How Migration Became Data, How Data Makes Meaning, and How Reflexive Migration Research Intervenes

Christoph Rass (univ. Osnabrück)

  • Mobilité et migration Conférence
  • 18h00 (25.06.) - 20h00 (25.06.)
  • IHA

Comment la recherche historique sur les migrations travaille-t-elle avec les données à travers lesquelles la migration devient visible et connaissable, lorsque ces données sont elles-mêmes le produit des régimes qui produisent la migration ? Cette question, posée depuis longtemps dans les études critiques sur les migrations, acquiert une nouvelle urgence à l’heure des infrastructures numériques et des grands modèles de langage, dans la mesure où ceux-ci prolongent et renforcent de nouvelles manières des ordres catégoriels et des régimes de production du savoir déjà existants. Le Centre de recherche collaboratif (SFB) 1604 de la DFG « Produktion von Migration » considère la migration non comme une cause, mais comme le résultat disputé de processus de production sociaux. La keynote transpose cette perspective aux sources et méthodes numériques : il ne s’agit pas de savoir si les nouveaux outils fonctionnent, mais quels ordres catégoriels ils reproduisent, transforment et légitiment.

Le fichier de déclaration des étrangers (« Ausländermeldekartei ») d’Osnabrück comprend plusieurs dizaines de milliers de fiches manuscrites à travers lesquelles une administration municipale a produit, pendant une grande partie du XXe siècle, les « étrangers » comme population administrée. Ces fiches sont lues comme des documents d’inscription administrative. Un autre corpus constitué dans le cadre du centre de recherche comprend environ six mille publications scientifiques parues entre les années 1960 et les années 2010 sur les « enfants de travailleurs immigrés » (« Gastarbeiterkinder ») et les catégories qui leur ont succédé. Ce corpus est analysé afin de comprendre comment de telles catégories ont migré dans le langage scientifique. Les deux corpus saisissent deux phases d’un même processus : l’acte d’inscription et la longue survivance de catégories qui, une fois produites, développent une dynamique propre. Ils institutionnalisent des procédures et s’adressent à celles et ceux qu’ils classifient. En même temps, ils accumulent des significations qui sont transmises au moment suivant de l’inscription – y compris dans nos propres pratiques.
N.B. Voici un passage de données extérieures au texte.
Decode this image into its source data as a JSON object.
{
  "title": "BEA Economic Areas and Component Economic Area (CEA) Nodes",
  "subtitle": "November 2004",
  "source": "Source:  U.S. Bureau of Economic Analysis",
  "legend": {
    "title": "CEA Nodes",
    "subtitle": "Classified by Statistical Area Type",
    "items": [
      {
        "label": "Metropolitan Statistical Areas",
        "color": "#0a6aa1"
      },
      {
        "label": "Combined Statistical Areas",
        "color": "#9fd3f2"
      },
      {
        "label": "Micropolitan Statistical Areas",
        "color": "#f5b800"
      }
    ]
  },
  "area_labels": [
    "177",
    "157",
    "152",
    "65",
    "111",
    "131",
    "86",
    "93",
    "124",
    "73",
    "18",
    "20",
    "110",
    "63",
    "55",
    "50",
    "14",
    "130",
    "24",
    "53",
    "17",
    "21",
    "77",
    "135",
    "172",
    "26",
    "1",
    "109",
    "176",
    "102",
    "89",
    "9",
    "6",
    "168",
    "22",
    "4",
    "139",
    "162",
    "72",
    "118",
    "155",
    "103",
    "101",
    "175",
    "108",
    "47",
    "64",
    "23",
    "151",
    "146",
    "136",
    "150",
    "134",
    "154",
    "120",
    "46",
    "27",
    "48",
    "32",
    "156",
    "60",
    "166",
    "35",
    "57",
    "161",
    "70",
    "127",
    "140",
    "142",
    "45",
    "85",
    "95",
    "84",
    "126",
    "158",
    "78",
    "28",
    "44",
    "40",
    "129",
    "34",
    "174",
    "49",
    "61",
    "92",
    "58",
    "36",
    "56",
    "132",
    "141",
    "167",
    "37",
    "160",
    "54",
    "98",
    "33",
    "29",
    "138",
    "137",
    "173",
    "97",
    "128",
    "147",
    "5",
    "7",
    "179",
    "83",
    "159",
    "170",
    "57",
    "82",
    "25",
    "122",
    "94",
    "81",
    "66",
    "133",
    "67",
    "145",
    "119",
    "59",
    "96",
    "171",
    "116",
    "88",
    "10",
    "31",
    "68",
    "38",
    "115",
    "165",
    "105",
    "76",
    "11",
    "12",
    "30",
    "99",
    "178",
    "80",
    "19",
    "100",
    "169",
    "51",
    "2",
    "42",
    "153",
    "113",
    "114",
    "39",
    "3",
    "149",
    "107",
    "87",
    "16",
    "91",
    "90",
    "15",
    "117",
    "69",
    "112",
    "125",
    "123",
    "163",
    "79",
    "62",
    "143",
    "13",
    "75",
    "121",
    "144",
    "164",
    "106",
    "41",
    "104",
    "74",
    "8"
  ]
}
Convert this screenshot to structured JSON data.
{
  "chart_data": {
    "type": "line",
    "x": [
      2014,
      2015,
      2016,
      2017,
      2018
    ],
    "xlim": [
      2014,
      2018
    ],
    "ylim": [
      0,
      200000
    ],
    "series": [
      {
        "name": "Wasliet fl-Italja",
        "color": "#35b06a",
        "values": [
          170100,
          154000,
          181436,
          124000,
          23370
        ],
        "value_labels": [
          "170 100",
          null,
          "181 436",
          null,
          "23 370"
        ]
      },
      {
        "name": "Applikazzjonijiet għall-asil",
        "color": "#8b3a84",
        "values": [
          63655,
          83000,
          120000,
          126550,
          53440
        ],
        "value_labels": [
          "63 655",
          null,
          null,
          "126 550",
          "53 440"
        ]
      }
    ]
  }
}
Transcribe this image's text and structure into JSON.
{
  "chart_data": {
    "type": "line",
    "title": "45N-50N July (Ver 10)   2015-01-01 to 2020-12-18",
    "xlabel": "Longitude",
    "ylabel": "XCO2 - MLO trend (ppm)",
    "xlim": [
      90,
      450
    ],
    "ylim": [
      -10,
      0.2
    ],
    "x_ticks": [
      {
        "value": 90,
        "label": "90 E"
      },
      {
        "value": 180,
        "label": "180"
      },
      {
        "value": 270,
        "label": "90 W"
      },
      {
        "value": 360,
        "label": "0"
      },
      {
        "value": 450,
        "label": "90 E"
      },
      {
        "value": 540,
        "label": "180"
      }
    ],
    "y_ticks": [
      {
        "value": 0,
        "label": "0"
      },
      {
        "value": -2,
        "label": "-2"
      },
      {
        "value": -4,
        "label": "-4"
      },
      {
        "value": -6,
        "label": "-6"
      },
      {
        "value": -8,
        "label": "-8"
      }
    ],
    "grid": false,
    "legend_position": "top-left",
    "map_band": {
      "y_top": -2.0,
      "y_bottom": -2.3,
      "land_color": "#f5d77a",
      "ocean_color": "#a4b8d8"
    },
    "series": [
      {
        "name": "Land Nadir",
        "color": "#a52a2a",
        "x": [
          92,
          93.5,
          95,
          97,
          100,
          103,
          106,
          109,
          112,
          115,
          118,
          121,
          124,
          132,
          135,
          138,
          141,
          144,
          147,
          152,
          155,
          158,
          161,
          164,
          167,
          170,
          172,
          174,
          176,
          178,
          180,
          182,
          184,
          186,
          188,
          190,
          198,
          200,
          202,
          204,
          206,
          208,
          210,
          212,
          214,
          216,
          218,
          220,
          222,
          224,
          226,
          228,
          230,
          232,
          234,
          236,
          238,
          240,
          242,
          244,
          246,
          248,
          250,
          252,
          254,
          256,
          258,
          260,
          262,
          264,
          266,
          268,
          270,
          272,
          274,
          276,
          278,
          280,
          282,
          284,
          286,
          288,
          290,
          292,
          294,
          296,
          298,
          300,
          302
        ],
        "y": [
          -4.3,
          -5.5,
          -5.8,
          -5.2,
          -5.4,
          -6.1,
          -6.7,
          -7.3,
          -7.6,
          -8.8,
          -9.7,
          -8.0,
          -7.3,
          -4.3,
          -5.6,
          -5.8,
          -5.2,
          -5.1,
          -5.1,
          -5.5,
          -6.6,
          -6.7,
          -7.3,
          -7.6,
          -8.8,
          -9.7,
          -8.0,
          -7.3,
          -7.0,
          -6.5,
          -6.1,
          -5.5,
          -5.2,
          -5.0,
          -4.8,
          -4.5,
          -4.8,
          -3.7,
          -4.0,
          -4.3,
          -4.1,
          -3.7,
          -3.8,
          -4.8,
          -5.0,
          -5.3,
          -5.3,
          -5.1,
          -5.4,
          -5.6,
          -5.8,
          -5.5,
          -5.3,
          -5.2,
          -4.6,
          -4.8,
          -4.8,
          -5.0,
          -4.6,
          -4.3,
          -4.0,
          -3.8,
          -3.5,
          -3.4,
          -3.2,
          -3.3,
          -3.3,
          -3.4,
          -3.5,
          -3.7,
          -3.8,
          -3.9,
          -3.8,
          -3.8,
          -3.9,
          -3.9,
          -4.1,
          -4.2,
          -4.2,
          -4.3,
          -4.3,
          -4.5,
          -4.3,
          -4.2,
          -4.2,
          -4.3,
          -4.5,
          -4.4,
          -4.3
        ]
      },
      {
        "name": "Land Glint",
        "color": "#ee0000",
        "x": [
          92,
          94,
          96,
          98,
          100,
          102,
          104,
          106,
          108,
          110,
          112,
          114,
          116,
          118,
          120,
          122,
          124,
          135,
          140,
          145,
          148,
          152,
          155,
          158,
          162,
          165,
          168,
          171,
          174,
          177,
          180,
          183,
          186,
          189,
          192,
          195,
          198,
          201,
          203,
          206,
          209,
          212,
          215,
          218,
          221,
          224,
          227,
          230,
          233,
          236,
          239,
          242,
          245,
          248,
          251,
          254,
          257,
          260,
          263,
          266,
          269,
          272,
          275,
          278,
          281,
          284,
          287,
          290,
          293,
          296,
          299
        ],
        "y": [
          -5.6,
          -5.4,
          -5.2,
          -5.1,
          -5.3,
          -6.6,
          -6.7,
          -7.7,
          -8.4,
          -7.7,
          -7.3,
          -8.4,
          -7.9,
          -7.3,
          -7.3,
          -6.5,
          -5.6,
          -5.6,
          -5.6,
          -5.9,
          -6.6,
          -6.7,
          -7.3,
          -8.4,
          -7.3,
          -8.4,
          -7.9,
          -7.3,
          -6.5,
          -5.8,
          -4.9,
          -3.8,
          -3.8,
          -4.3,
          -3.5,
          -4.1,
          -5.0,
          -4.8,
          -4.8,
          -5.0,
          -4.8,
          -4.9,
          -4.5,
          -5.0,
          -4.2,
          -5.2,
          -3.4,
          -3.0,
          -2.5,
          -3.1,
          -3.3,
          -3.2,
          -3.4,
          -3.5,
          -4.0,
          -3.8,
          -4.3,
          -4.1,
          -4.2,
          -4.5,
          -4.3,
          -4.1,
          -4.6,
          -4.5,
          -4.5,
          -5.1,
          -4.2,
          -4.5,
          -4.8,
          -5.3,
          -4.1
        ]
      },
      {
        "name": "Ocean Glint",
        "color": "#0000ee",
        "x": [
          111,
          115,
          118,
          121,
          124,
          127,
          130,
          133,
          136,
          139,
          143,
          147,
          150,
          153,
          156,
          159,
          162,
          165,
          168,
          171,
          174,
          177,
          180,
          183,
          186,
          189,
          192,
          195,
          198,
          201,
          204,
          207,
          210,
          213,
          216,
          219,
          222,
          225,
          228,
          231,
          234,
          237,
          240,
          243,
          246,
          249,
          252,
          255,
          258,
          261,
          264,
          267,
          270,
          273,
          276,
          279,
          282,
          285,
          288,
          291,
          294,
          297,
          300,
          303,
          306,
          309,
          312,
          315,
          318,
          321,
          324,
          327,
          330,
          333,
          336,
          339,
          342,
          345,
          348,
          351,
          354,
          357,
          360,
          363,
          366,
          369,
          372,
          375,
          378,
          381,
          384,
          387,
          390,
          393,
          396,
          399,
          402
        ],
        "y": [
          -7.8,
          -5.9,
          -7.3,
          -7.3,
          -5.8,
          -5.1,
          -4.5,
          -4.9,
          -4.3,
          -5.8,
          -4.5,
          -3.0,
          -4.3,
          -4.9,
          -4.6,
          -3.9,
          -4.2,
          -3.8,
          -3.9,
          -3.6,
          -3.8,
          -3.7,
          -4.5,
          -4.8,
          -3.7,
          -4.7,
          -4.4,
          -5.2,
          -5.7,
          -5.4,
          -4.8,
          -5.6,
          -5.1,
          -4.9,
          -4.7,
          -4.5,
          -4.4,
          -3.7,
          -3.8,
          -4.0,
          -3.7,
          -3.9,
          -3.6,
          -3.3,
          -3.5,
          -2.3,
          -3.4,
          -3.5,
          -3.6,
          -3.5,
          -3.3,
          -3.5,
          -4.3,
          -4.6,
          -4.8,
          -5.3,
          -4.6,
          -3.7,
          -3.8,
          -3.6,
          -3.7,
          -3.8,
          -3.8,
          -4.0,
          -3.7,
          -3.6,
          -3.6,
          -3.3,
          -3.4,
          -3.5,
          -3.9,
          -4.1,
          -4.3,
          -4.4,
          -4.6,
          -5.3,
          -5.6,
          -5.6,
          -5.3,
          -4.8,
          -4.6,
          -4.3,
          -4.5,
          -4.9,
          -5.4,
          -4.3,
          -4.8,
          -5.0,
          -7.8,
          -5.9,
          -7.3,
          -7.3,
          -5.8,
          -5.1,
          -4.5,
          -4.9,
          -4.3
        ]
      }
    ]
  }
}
Les méthodes aujourd’hui appliquées à ce type de matériau élargissent les possibilités de lecture à grande échelle, de la reconnaissance d’écriture manuscrite à l’analyse de corpus linguistiques, de plus en plus à l’aide de modèles de langage multimodaux. Elles ne libèrent cependant pas les chercheuses et chercheurs de l’ordre catégoriel des sources. En s’inspirant de Michel-Rolph Trouillot, la keynote situe un autre lieu du silence dans les infrastructures de données elles-mêmes : dans leur design d’interface, dans les matériaux d’entraînement sur lesquels elles reposent et dans les limites de ce qu’elles rendent lisible à grande échelle. Une recherche réflexive sur les migrations ne rejette pas ces outils. Elle les considère plutôt comme des objets historiques dont le travail catégoriel continue d’agir, et écrit l’histoire des migrations depuis l’intérieur même de ce travail en cours.

Bio

Christoph A. Rass est professeur d’histoire contemporaine et d’histoire des migrations à la Université d’Osnabrück ainsi que Principal Investigator au sein du Centre de recherche collaboratif (SFB) 1604 de la DFG « Produktion von Migration ». Ses recherches portent sur la production de la migration comme processus socio-historique et catégorie politique. Un axe central de ses travaux concerne les généalogies et les effets institutionnels durables de catégories telles que « Gastarbeiter », « Displaced Person » ou « Integration ». Parallèlement, il analyse les archives administratives, les corpus scientifiques et les infrastructures numériques qui les traitent aujourd’hui comme des objets historiques dont les opérations catégorielles façonnent les formes mêmes du savoir sur la migration. Ses publications récentes ont notamment paru dans l’American Historical Review, Ethnic and Racial Studies, History and Theory ainsi que dans le Journal of Contemporary History. La monographie Inventing the ›Guest Worker‹ (avec Julie M. Weise) paraîtra prochainement chez Springer.